Mi'râc, îmân işidir, akıl işi değil!..

A -
A +

Mi'râcı, herkes inkâr ederken veya tereddüt geçirirken Hazret-i Ebû Bekir, hemen ve tereddüt etmeden tasdik etti ve Sıddîklık makâmına yükseldi. Çünkü Mi'râcı kabul etmek, îmânın başladığı yerdir...
Peygamberlik makâmı aklın ve düşüncenin dışındadır, üstündedir. Aklın eremeyeceği, anlayamayacağı çok şeyler vardır ki, bunlar Peygamberlik makâmında anlaşılır. Her şey akıl ile anlaşılabilseydi, Peygamberler gönderilmezdi. Mu'cize ve kerâmet de, akıl ile anlaşılamaz, izâh edilemez. Bunların hepsi, Allahü teâlânın sonsuz kudreti ile olmaktadır. Mi'râc da, âdet olan işlerin aksinedir.  Mu'cizelerin hepsi de böyledir.  Bu sebeple îmânı olanların, Mi'râc mu'cizesine inanması lâzımdır. Hazret-i Ebû Bekir, Allahü teâlânın sonsuz kudretini ve Peygamber efendimizin de, Onun Peygamberi olduğunu iyi anladığı için, Mi'râcı, herkes inkâr ederken veya tereddüt geçirirken o, hemen ve tereddüt etmeden tasdik etti ve Sıddîklık makâmına yükseldi. Çünkü Mi'râcı kabul etmek, inanmak, aklın bittiği ve îmânın başladığı yerdir.
Resûlullah efendimiz, Mekke-i mükerremeden Sidre-tül-müntehâya kadar, Cebrâîl aleyhisselâm ile birlikte gitti ve  Sidrede şaşılacak çok şeyler gördü. Cennetteki ni'metleri, Cehennemdeki azâbları gördü. Hadis-i şerifte;
(Mi'râc gecesi göğe götürülürken insanlar gördüm. Ateşten makaslarla dudaklarını kesiyorlar. Bunların kim olduklarını Cebrâîl'e sordum. Ümmetinin hatîplerinden, vâizlerinden, kendilerinin yapmadıklarını yapınız diyenlerdir dedi) buyuruldu.

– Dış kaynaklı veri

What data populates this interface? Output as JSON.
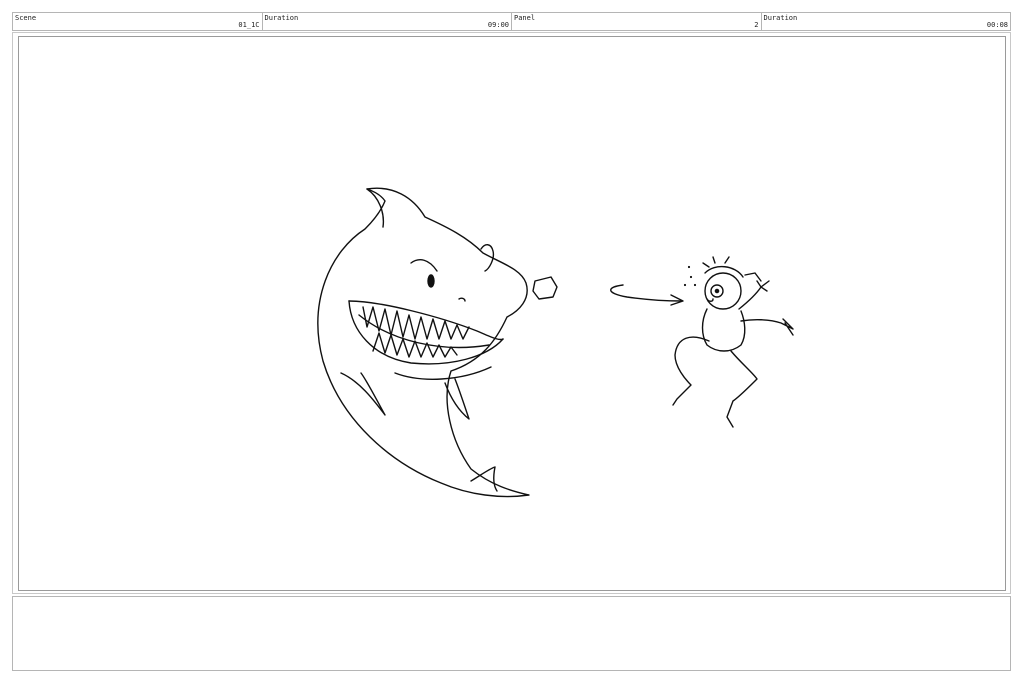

Resûlullah efendimiz, cenâb-ı Hakkın cemâlini görmek arzûsundan ve zevkinden, Cennetteki ni'metlerin hiçbirine bakmadı. Sidreden ileriye, yalnız olarak, nûrlar arasında ilerledi. Zamânsız ve mekânsız olarak, âhirette Allahü teâlânın görüleceği gibi, anlaşılamayan ve anlatılamayan bir hâlde, Allahü teâlâyı gördü.

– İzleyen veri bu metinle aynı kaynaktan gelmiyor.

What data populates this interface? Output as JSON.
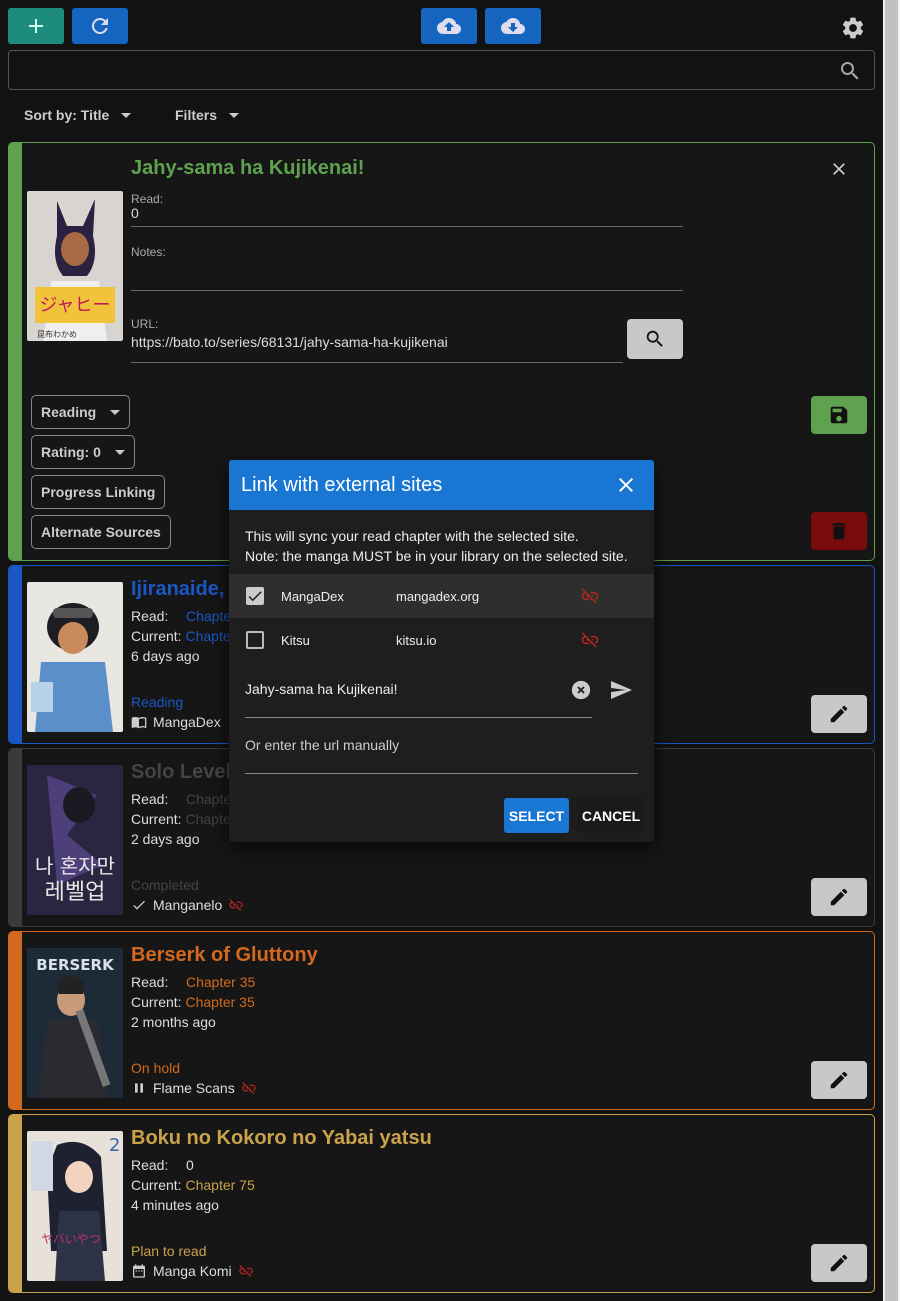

Peygamber efendimize mi'râc gecesi, Cennette nasîb olan rü'yet şerefi dünyaya indikten sonra, dünyanın hâline uygun olarak, kendisine yalnız namazda müyesser olmuştur. Peygamber efendimiz;
(Namâzda, kul ile Allahü teâlâ arasındaki perdeler kalkar) buyurmuştur.
Bir kimse, Peygamber efendimize uyarak, şartlarını gözeterek namaz kılarsa, Resûlullah efendimiz gibi, Allahü teâlâya yaklaştıran makâmlarda yükselir. Bu sebeple  her Müslümanın, bunları düşünerek, namâzı şartlarına uygun olarak kılmaya  dikkat etmesi lâzımdır. Çünkü namâz, mü'minin mi'râcıdır.
Netice olarak, bütün bunların bir kısmı âyet-i kerîmelerle, bir kısmı da hadîs-i şerîflerle haber verilmiştir. Hepsine inanmak vâcib değil ise de, Ehl-i sünnet âlimleri bildirdiği için, bu haberleri kabûl etmeyen, Ehl-i sünnetten ayrılmış olur. Âyet-i kerîmeye veyâ hadîs-i şerîflere inanmayan ise, kâfir olur.